Having documented that proestrus female rats are more resistant to shock-induced acute gut and hence lung injury than male rats, we tested the hypothesis that the female gut is more resistant to injury and produces less of an inflammatory response than the male gut when exposed to conditions associated with shock states (hypoxia and acidosis) utilizing the ex vivo Ussing chamber system. Ileal mucosal membranes harvested from normal male and female rats mounted in Ussing chamber systems were exposed to normoxia or 40 min of hypoxia at a normal pH (pH 7.3) or acidosis (pH 6.8).

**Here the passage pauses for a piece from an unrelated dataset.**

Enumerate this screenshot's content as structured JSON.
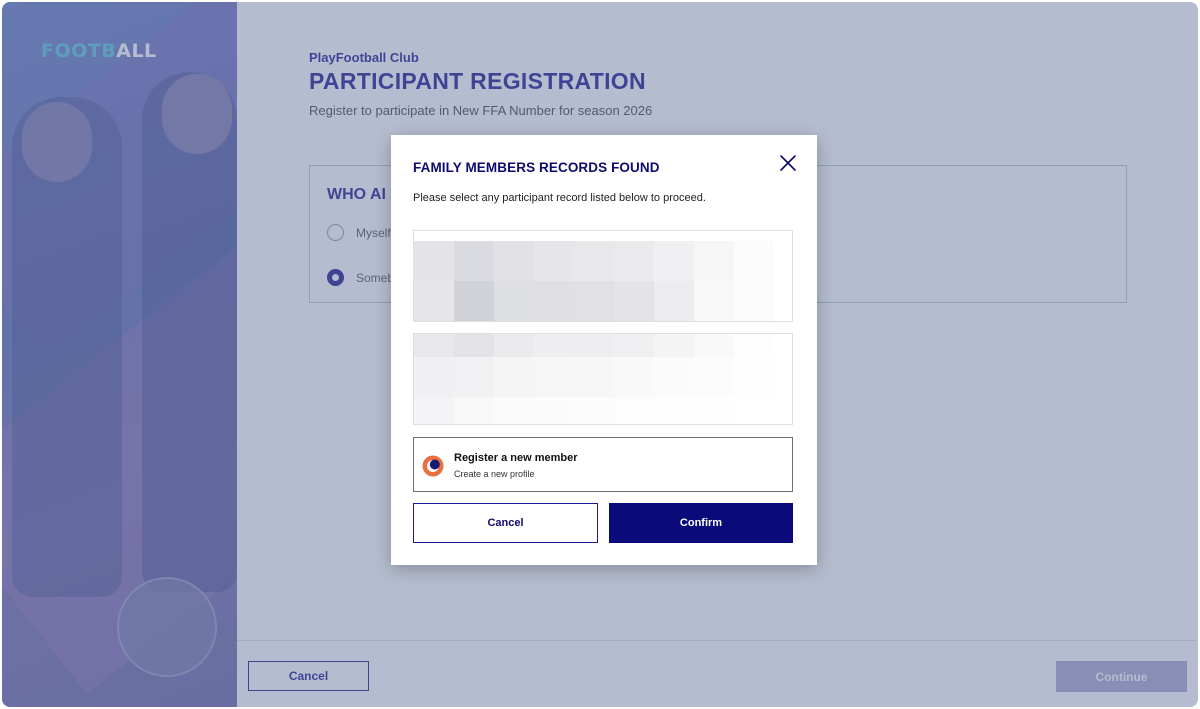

Cytokine and nitric oxide levels in the serosal compartment of the Ussing chamber were measured at the end of the 3-h experimental period to assess the immunoinflammatory response, whereas FITC-dextran (mol wt 4,300) was employed to assess barrier function. Histomorphological changes were used to quantitate gut mucosal injury. Hypoxia, acidosis, or hypoxia plus acidosis was associated with a significant increase in proinflammatory cytokine production [interleukin (IL)-6, tumor necrosis factor, and macrophage inflammatory protein (MIP)-2] by the male compared with the female intestinal segments. In contrast, the female gut manifested a higher anti-inflammatory response (nitric oxide and IL-10) and improved intestinal barrier function as well as less evidence of mucosal injury than the male intestinal segments. Administration of estradiol or the testosterone receptor antagonist, flutamide, to male rats abrogated the increase in gut injury and the increased IL-6 and MIP-2 response observed after hypoxia plus acidosis. These results suggest that gender differences in the ex vivo intestinal response to stresses, such as hypoxia and acidosis, exist and that the administration of estradiol or blockade of the testosterone receptor to male rats mitigates these gender differences.